Emil Eifrem [24 February 2010 02:59 PM]
Good overview. One of the things a lot of people seem to forget is that NOSQL is not only about scaling to size, but also scaling to complexity. While petabytes of data is a worthy goal, I believe the more common use case (outside of a few giants like Facebook and Google) is to cope with complex data. That's where a graph database like Neo4j shines.
-EE
Emil Eifrem [24 February 2010 03:05 PM]
Hmm, I messed up that link. Here's the proper link about scaling to complexity.
-EE
Adam Crabtree [25 February 2010 08:32 AM]
I'm currently building a new social networking site (ya, ya, ya...) and while my architecture will tap into new technologies like Node.js, Sammy.js, (big on JavaScript), etc... I've considered using solutions like CouchDB and MongoDB as they seem to have heavy followings within the "Web 2.0" communities.
That being said, I still don't understand how the NoSQL solutions will help solve heavily interrelated data issues such as user information and recommendations like events. I see them as fast solutions for some form of front-loading for real-time and Comet, but they don't seem much use to me beyond that?? Maybe I'm having trouble breaking out of the RDBMS paradigm, but I'm trying hard and I just don't see these as viable for REAL web apps with complex interrelated data.

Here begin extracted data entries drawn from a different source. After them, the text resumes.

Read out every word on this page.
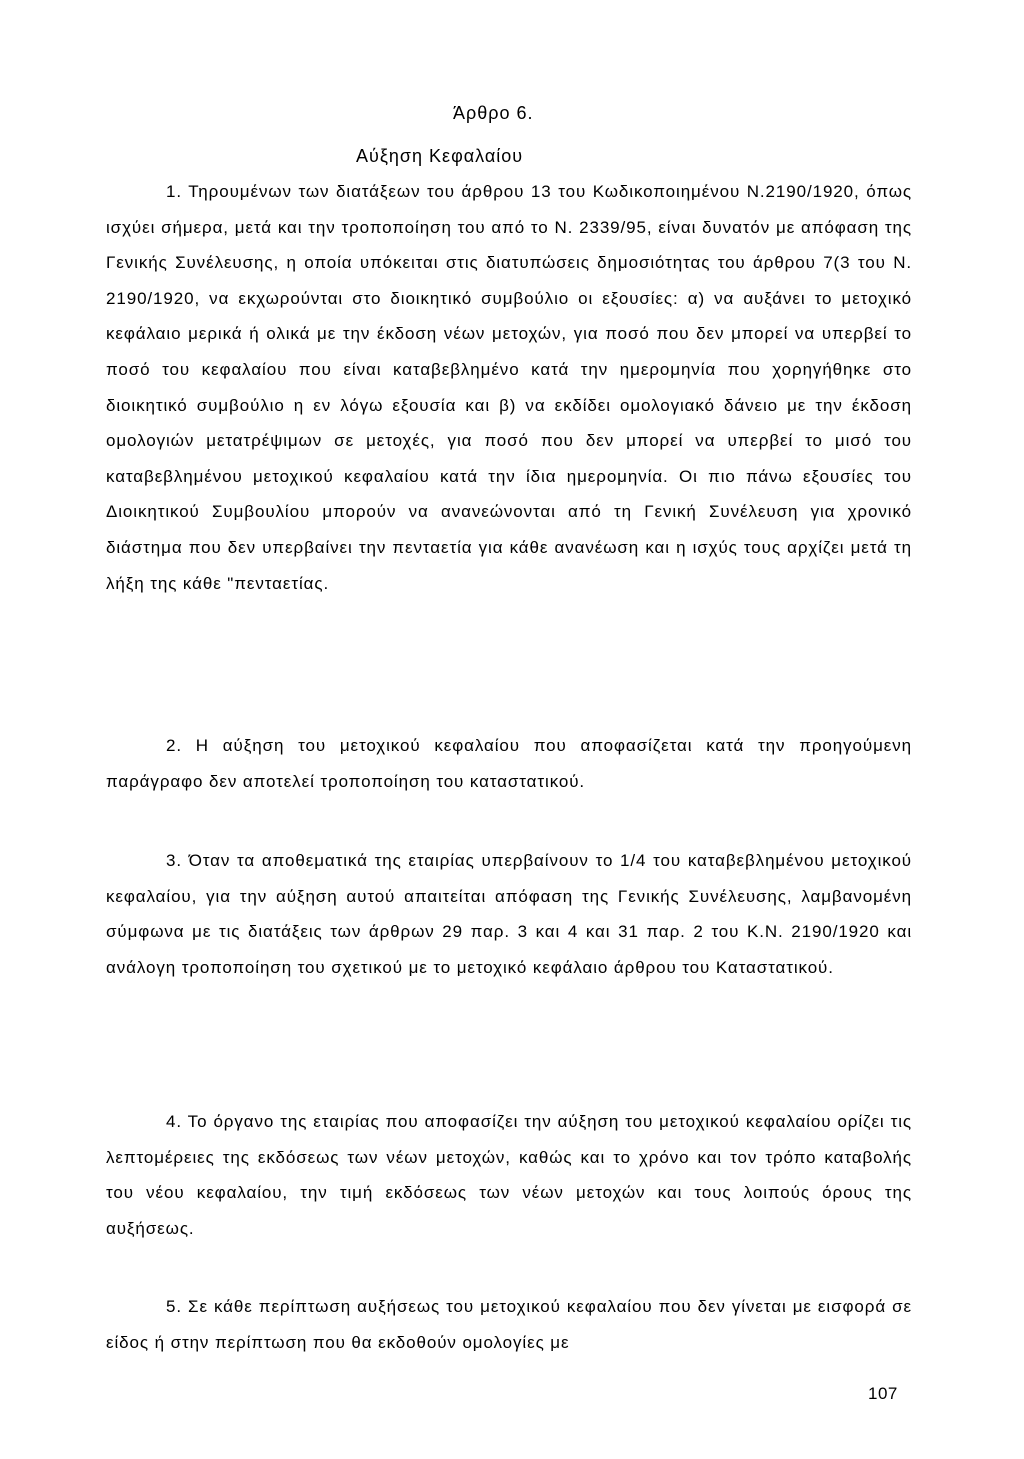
Άρθρο 6.
Αύξηση Κεφαλαίου

1. Τηρουμένων των διατάξεων του άρθρου 13 του Κωδικοποιημένου Ν.2190/1920, όπως ισχύει σήμερα, μετά και την τροποποίηση του από το Ν. 2339/95, είναι δυνατόν με απόφαση της Γενικής Συνέλευσης, η οποία υπόκειται στις διατυπώσεις δημοσιότητας του άρθρου 7(3 του Ν. 2190/1920, να εκχωρούνται στο διοικητικό συμβούλιο οι εξουσίες: α) να αυξάνει το μετοχικό κεφάλαιο μερικά ή ολικά με την έκδοση νέων μετοχών, για ποσό που δεν μπορεί να υπερβεί το ποσό του κεφαλαίου που είναι καταβεβλημένο κατά την ημερομηνία που χορηγήθηκε στο διοικητικό συμβούλιο η εν λόγω εξουσία και β) να εκδίδει ομολογιακό δάνειο με την έκδοση ομολογιών μετατρέψιμων σε μετοχές, για ποσό που δεν μπορεί να υπερβεί το μισό του καταβεβλημένου μετοχικού κεφαλαίου κατά την ίδια ημερομηνία. Οι πιο πάνω εξουσίες του Διοικητικού Συμβουλίου μπορούν να ανανεώνονται από τη Γενική Συνέλευση για χρονικό διάστημα που δεν υπερβαίνει την πενταετία για κάθε ανανέωση και η ισχύς τους αρχίζει μετά τη λήξη της κάθε "πενταετίας.

2. Η αύξηση του μετοχικού κεφαλαίου που αποφασίζεται κατά την προηγούμενη παράγραφο δεν αποτελεί τροποποίηση του καταστατικού.

3. Όταν τα αποθεματικά της εταιρίας υπερβαίνουν το 1/4 του καταβεβλημένου μετοχικού κεφαλαίου, για την αύξηση αυτού απαιτείται απόφαση της Γενικής Συνέλευσης, λαμβανομένη σύμφωνα με τις διατάξεις των άρθρων 29 παρ. 3 και 4 και 31 παρ. 2 του Κ.Ν. 2190/1920 και ανάλογη τροποποίηση του σχετικού με το μετοχικό κεφάλαιο άρθρου του Καταστατικού.

4. Το όργανο της εταιρίας που αποφασίζει την αύξηση του μετοχικού κεφαλαίου ορίζει τις λεπτομέρειες της εκδόσεως των νέων μετοχών, καθώς και το χρόνο και τον τρόπο καταβολής του νέου κεφαλαίου, την τιμή εκδόσεως των νέων μετοχών και τους λοιπούς όρους της αυξήσεως.

5. Σε κάθε περίπτωση αυξήσεως του μετοχικού κεφαλαίου που δεν γίνεται με εισφορά σε είδος ή στην περίπτωση που θα εκδοθούν ομολογίες με

107
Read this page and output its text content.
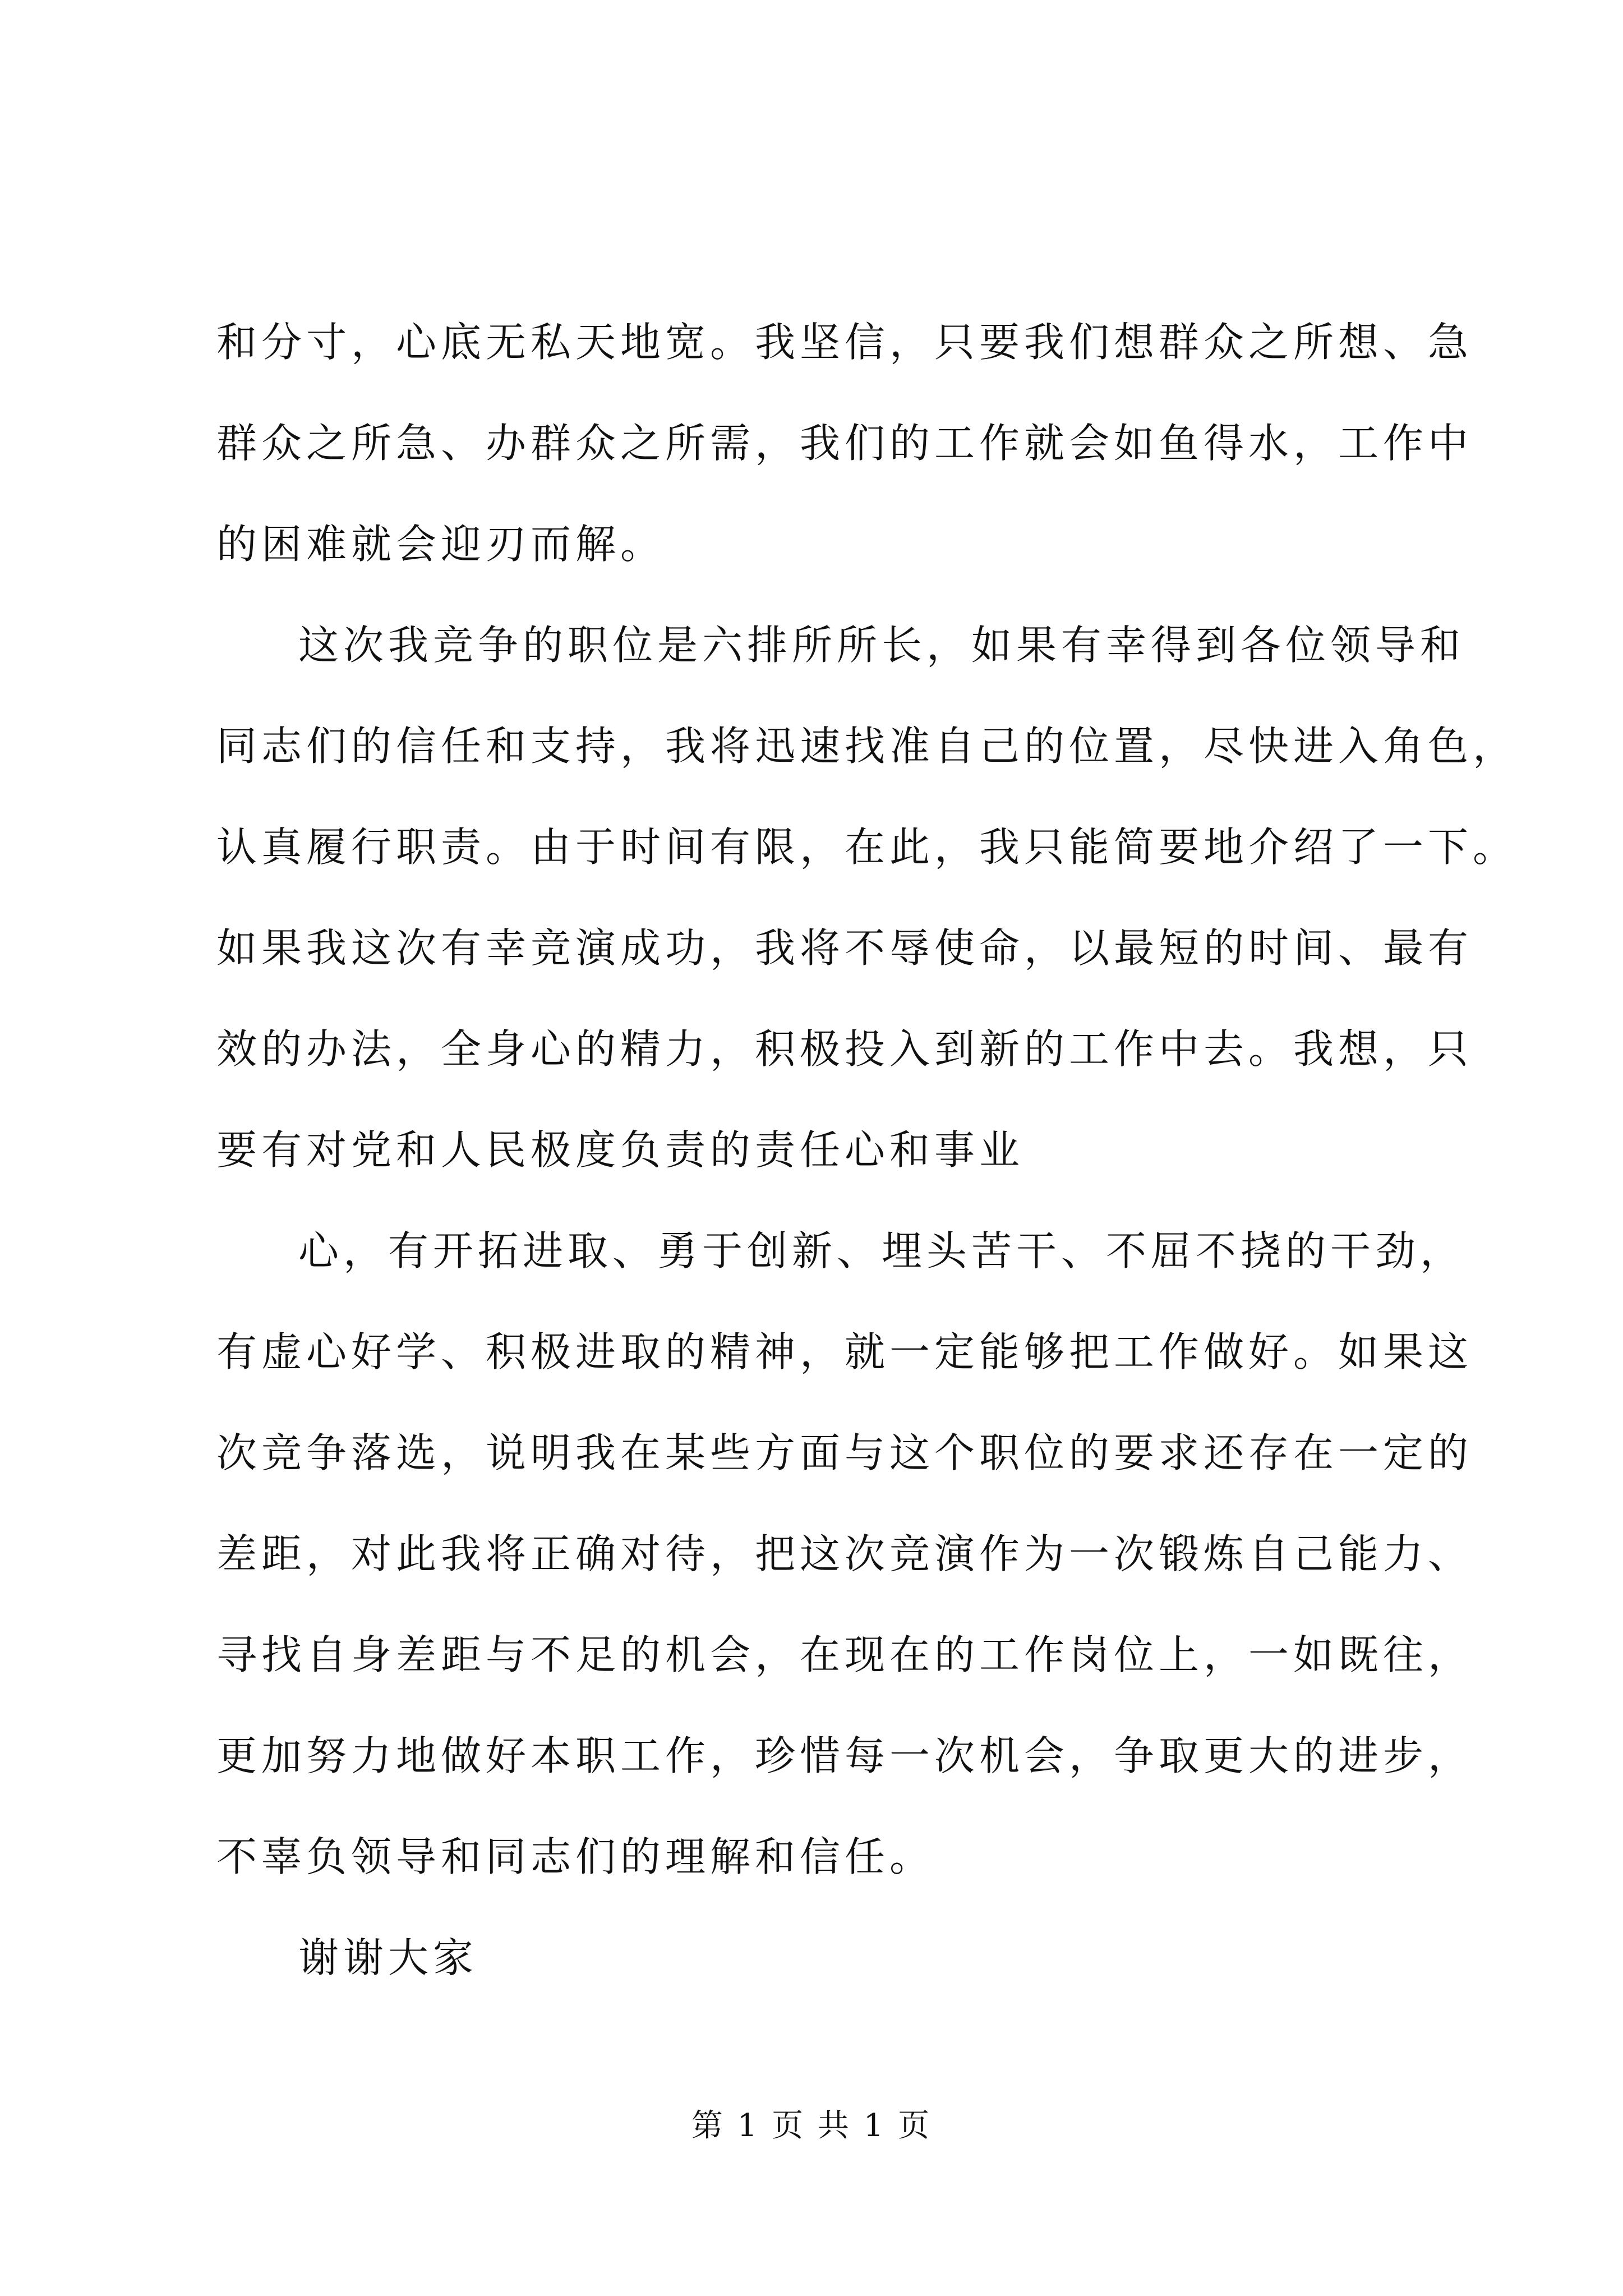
和分寸，心底无私天地宽。我坚信，只要我们想群众之所想、急
群众之所急、办群众之所需，我们的工作就会如鱼得水，工作中
的困难就会迎刃而解。
这次我竞争的职位是六排所所长，如果有幸得到各位领导和
同志们的信任和支持，我将迅速找准自己的位置，尽快进入角色，
认真履行职责。由于时间有限，在此，我只能简要地介绍了一下。
如果我这次有幸竞演成功，我将不辱使命，以最短的时间、最有
效的办法，全身心的精力，积极投入到新的工作中去。我想，只
要有对党和人民极度负责的责任心和事业
心，有开拓进取、勇于创新、埋头苦干、不屈不挠的干劲，
有虚心好学、积极进取的精神，就一定能够把工作做好。如果这
次竞争落选，说明我在某些方面与这个职位的要求还存在一定的
差距，对此我将正确对待，把这次竞演作为一次锻炼自己能力、
寻找自身差距与不足的机会，在现在的工作岗位上，一如既往，
更加努力地做好本职工作，珍惜每一次机会，争取更大的进步，
不辜负领导和同志们的理解和信任。
谢谢大家
第 1 页 共 1 页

How would a social network like Facebook utilize a NoSQL solution when so much of their data must be heavily joined and interrelated?
Borislav Iordanov [25 February 2010 10:29 AM]
Adam,
Look at HyperGraphDB (http://www.kobrix.com/hgdb.jsp), it's precisely this kind of problems that it was build to solve. It's an embedded OO hypergraph db (think db4o + general hypergraphs).
Boris
Adam Saltiel [12 March 2010 05:19 PM]
Adam,
I'm interested, how would you use Node.js with a graph db? How would Node.js interface with the db, is there an existing means in Node.js api?
I think you are wrong about not being suitable for real web apps with complicated interrelated data. I understand that graph dbs specifically are for such data and that a problem with RDBMs is that they do not have flexible schema, therefore flexible relationships between those schema. I don't think this is too hard to understand in that the db access layer in an app must model the underlying db schema, data manipulation is done with objects that are determined by the schema. In this situation it is particularly difficult to join the data in ways outside of that dictated by the schema. Think of the difficulty of extracting hierarchical data from rdbms. These issues are explained well in Beautiful Data, O'Reilly, 2009, esp. in chapter 20, as well as the background to various of the NoSQL projects.